– Значит, слушай, майор. Вы тут займитесь пока тушением машины. Но – аккуратно. Потому что я сейчас поднимусь к себе в квартиру и вызову техников из ФСБ, которые приедут и разберутся получше вас. Потом ты мне доложишь, куда отвезут моего водителя Рожкова Владимира Сергеевича и каково его состояние. Одним словом, занимайтесь пока своими необходимыми делами, а взрывом и остальным, связанным с ним, займутся те, кому положено: Федеральная служба безопасности и Генеральная прокуратура. Я пока буду у себя. Моя квартира – девяносто шестая. Только для экстренной надобности, для всего остального я занят. Можешь еще вот эту нашу консьержку допросить, возможно, она что-нибудь видела. Ее, кажется, Зинаидой зовут. Уточни сам.

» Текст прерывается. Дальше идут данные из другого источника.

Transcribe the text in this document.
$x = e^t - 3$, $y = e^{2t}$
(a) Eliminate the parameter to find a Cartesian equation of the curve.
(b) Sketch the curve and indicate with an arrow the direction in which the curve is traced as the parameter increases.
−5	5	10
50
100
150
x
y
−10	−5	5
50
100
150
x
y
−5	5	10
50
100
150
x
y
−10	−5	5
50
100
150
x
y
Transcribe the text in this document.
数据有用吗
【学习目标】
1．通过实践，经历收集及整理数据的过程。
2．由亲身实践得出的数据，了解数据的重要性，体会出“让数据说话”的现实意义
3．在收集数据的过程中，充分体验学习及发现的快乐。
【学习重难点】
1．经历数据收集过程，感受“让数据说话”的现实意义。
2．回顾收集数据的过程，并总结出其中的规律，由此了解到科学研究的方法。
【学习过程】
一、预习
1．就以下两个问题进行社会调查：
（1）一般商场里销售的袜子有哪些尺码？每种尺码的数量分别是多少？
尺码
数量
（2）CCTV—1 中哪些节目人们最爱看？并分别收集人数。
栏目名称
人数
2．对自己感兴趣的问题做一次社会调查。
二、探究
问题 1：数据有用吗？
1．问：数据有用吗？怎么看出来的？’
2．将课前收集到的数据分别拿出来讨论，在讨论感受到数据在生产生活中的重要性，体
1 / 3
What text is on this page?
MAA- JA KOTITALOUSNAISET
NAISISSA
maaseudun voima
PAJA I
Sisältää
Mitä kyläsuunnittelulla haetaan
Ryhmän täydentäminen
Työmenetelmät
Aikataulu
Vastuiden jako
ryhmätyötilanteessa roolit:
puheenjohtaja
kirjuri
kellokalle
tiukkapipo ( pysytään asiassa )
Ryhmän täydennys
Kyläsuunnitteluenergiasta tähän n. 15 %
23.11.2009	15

И Каманин, заметив, что «Скорая» отъезжает, отправился к себе наверх. Самому в своих мыслях разобраться, успокоить жену, позвонить на службу, чтобы предупредить и наконец выполнить обещанное: связаться с ФСБ и Генпрокуратурой. То, что здесь была попытка покушения, у него не оставалось сомнения.
И опять Егор Андреевич видел перед собой лежащего ничком на полу, среди битого стекла, шофера Володю с окровавленной головой. Это было очень плохо. Чрезвычайно. Но еще хуже… Каманин вдруг подумал, что смерть Володи сняла бы сразу многие проблемы…
Нет, он не был кровожаден до такой степени. И очень, в сущности, неплохо относился к своему шоферу, умевшему выполнять разнообразные, порой довольно деликатные поручения хозяина. Но Егор Андреевич знал, что абсолютной верности не бывает в жизни, а значит не стоит на нее и рассчитывать. Можно крупно ошибиться однажды. Не так посмотреть, обидеть ненароком, а как собеседник отреагирует на твой косой взгляд, да на тот же нервный срыв, в конце концов, неизвестно. Все мы – люди, все – человеки, и у каждого собственная, индивидуальная защитная реакция…
Вот и к этому тоже надо быть готовым.
Каманин поднялся к себе, жестом успокоил супругу, на которой в буквальном смысле лица не было, потом прошел в ванную, где умылся, после чего перешел в свой домашний рабочий кабинет, закрыв дверь поплотнее, попросив жену не беспокоить его, скинул пиджак, сел к столу и взял телефонную трубку.
– Из всего тобой нарисованного, Костя, – сказал Турецкий, к которому постепенно возвращалось так до конца и нерастраченное здоровье (и это несмотря на все старания и рисковые попытки!), – я понимаю лишь одно: на замминистра – не бог весть какая шишка! – совершено покушение. А он – эта самая шишка – успел поднять на ноги все службы. Но ведь у нас же просто так сегодня никого не убивают, исключая действия отморозков. Тем более заместителей министров! Вероятно, кому-то это было очень нужно. Он сам не сказал, надеюсь, кому?
– Почему надеешься? – усмехнулся Меркулов.
– А потому, что, если бы он сказал, ты бы мне эту хреновину ни в жисть бы не поручил. Тогда ж тут и делать нечего. Кто-нибудь другой из новых твоих любимчиков успешно бы отличился.
– Не наглей, Саня, – продолжал улыбаться Меркулов. – Он, между прочим, не мне звонил, а генеральному. И указание я для тебя лично получил свыше. Еще рано утром, когда ты в полуразобранном состоянии двигал в сторону работы. Ирина мне, естественно, объяснила причину ее нежелания обсуждать твое поведение, а Вячеслав, тот настоящий друг, он и причины не скрывал, и предугадал следствия. Так что, как видишь, мне совсем не надо было играть в Вольфа Мессинга. Ларчик-то просто открывается, если не сказать – примитивно. Ладно, поболтали, и будет. Ты, я вижу, уже пришел в себя и обрел чувство равновесия. Поэтому для начала предлагаю тебе связаться с технарями из ФСБ и посмотреть, что они раскопали на Кутузовском. Я думаю, что эксперты-взрывники уже закончили там свою работу. Обратишься к Федотову, ты его знаешь. Располагаешь указанием от нашего генерального: все службы максимально облегчают твою работу. Как обычно. Вот такие дела, Саня.